Abstract
In 2017, only 28% of patients awaiting tissue transplants received treatment that same year. Coupled with a growing ageing population, demand for tissue replacements is increasing rapidly. Furthermore, the treatment of dermal skin tissue wounds proves difficult due to the low regeneration capability of the innate tissue, and the physical drawbacks of current substitutes.
Polycaprolactone (PCL) is a bioresorbable and biocompatible polymer that has Food and Drug Administration approval for implantation into the human body. PCL is mechanically stable, flexible, and shows superior melt processing properties. However, PCL lacks biological functionality. Therefore, the current study sought to add bioactive milk proteins, lactoferrin (LF) and whey protein (WP), to PCL at concentrations of 0.05%, 0.1%, 0.25%, and a combination (COMB) of both LF and WP at concentrations of 0.25%. The biomaterial was used to create novel bioactive scaffolds that would encourage tissue regeneration and have the structural characteristics needed to regenerate thick dermal skin tissue. The biomaterial was processed into tissue regenerative scaffolds using a GeSiM Bioplotter equipped with an emerging 3D-bioprinting technique – melt-electrowriting (MEW).
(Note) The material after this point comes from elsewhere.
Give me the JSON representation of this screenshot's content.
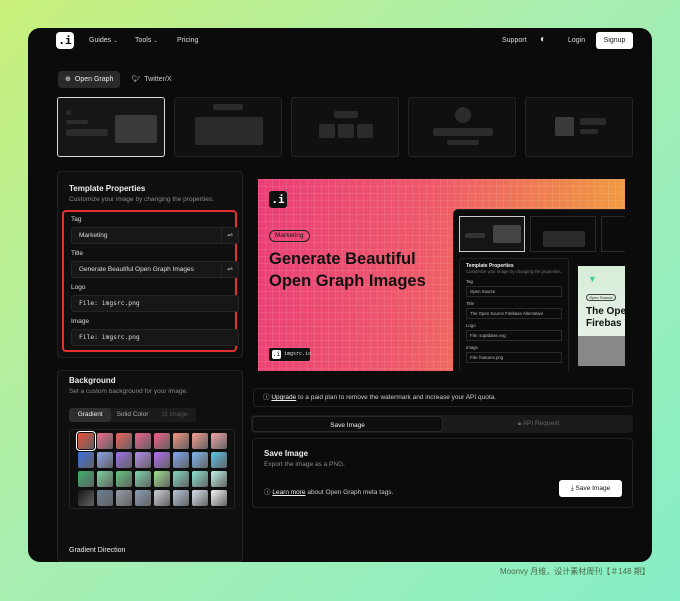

The scaffolds were characterised, and their biological activity assessed in an in vitro model of skin tissue (using HaCaTs and Nhdf cells). Physical characterisation showed that reproducible, layered microarchitecture scaffolds (~56% porosity) could be created from the biomaterial using MEW. The biodegradability and swelling of the scaffolds was low (≤3.3% mass loss over 21 days and 24 hour swelling ratio ≤6.4%), with COMB scaffolds showing significantly higher results than PCL alone (p≤0.05). Protein release of LF and WP from scaffolds was rapid, with an initial release of >40% after 1 hour. Biological analysis showed that neat LF did not improve proliferation or migration in 2D cell culture, whereas neat WP increased cell proliferation compared to PCL in both cell lines, but only increased migration in Nhdf cells at 0.25% (p≤0.05). COMB treatment increased migration of HaCaTs, Nhdfs, and a co-culture of both cell lines. Contrastingly, cells seeded onto scaffolds (3D cell culture) showed improved biological activity in response to scaffolds containing LF (including COMB scaffolds). Cell growth, spreading, and infiltration into the scaffolds significantly increased for LF containing scaffolds compared to PCL alone and WP scaffolds (p≤0.05). Fluorescence microscopy showed a high ratio of live/dead cells attached to scaffolds. COMB scaffolds indicated a potential synergistic mechanism, showing significantly improved cell migration and growth compared to PCL alone.
These findings demonstrated that the addition of LF and WP increased the biological activity of 3D PCL scaffolds, possibly through immunomodulatory mechanisms (such as a decrease of harmful inflammation and/or production of oxidative species). These scaffolds showed promising tissue regenerative capacity and could act as suitable tissue regenerative constructs for hard-to-treat thick dermal tissue wounds. Moreover, the outcomes from this study not only illustrate the currently accepted practises for bioengineering research, as well as a validation of the GeSiM Bioplotter 3.1 for fabrication of 3D tissue regenerative constructs, but also contribute to the understanding of milk derived biomaterial-cell/tissue interaction, bioactive efficacy of WP or LF, and tissue regenerative medicine.